Of course: our parents’ empty bedroom. That was fine by me. I asked him who they
were, where he’d met them, what they did.

“At the gym. They’re South Americans.”

We had salad and grilled steak for dinner.

Florencio and Tomé looked like they were nearly thirty, but I
knew they’d look like that until they were fifty. They were hungry and they
sampled every concoction my brother laid out on the table. I don’t know if they
were aware of the immense honor he was doing them, putting his stock of
supplements at their disposal. I asked them if they were bodybuilders too.

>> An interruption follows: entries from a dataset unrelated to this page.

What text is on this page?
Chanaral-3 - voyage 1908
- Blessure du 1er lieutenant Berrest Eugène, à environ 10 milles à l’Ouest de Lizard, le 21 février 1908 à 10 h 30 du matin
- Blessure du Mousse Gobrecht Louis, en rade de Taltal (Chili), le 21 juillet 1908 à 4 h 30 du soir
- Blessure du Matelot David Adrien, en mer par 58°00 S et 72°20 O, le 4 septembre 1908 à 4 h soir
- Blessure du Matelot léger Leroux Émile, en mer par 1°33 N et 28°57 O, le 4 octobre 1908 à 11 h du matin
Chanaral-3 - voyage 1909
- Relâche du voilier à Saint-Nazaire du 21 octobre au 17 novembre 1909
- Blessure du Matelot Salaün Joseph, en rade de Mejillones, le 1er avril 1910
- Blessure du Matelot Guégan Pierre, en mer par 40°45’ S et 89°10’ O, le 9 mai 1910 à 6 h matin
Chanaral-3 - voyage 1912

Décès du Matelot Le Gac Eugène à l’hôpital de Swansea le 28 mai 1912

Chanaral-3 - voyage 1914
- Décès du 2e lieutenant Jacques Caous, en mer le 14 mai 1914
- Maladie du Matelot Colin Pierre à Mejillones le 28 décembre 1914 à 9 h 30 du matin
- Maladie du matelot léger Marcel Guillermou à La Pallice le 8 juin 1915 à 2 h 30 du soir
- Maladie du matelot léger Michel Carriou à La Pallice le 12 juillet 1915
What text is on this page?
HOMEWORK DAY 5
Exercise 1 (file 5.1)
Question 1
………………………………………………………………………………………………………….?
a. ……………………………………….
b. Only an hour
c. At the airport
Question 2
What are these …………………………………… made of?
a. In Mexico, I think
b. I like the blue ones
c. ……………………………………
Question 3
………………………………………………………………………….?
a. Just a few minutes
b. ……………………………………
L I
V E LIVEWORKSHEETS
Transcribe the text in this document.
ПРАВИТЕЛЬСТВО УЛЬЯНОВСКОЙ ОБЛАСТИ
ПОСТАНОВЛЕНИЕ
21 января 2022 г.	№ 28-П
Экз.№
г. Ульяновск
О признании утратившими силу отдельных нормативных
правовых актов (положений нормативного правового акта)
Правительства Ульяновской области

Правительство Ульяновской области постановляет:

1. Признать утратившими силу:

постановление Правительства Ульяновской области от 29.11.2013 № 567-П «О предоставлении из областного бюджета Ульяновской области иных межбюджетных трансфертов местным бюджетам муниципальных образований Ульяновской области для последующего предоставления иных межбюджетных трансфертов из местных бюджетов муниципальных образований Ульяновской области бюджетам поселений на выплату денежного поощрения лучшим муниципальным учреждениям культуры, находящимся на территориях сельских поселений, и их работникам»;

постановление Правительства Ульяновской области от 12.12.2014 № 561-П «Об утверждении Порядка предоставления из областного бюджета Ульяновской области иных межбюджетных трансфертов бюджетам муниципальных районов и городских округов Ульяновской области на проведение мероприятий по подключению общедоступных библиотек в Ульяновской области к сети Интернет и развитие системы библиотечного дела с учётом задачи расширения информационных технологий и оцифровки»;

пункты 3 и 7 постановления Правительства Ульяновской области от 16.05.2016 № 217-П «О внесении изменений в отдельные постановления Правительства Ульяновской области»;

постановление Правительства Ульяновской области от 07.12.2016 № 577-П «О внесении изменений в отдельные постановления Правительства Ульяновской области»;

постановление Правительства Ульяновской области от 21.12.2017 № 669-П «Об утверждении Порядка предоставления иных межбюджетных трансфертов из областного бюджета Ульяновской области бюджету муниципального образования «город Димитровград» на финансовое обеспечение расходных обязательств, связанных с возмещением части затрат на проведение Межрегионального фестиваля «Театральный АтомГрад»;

“We do fitness training,” said Tomé.

“Do you know what that is?” asked Florencio.

I don’t like people thinking I’m stupid. Or ignorant, which is
worse.

“Of course I know what it is; my brother’s been going to the gym since
he was sixteen,” I said, and immediately wished I’d kept my mouth shut.

Florencio and Tomé laughed in unison, and then my brother laughed as
well. I asked them what was so funny. My brother looked at me, lost for words,
with an expression of utter bewilderment, but also of happiness, on his
face.

“Feisty, aren’t you?” said Florencio.

“Very feisty,” said Tomé.

“She’s always had a strong character, my sister,” said Enric.

“And you’ve worked all this out from what I said about fitness
training?”

“From the way you said it. Looking me in the eye. Sure of yourself,”
said Florencio.

“If I had my tarot pack here, I’d do a reading for you,” said
Tomé.

“So you do fitness training and tarot readings?”

“And a few other things as well,” said Tomé.

Florencio and my brother laughed again. But in my brother’s case it
was, I realized, nervous rather than happy laughter. He was worried, although he
was trying to hide it. The two South Americans, however, seemed relaxed, as if
they were used to sleeping in a different house every night.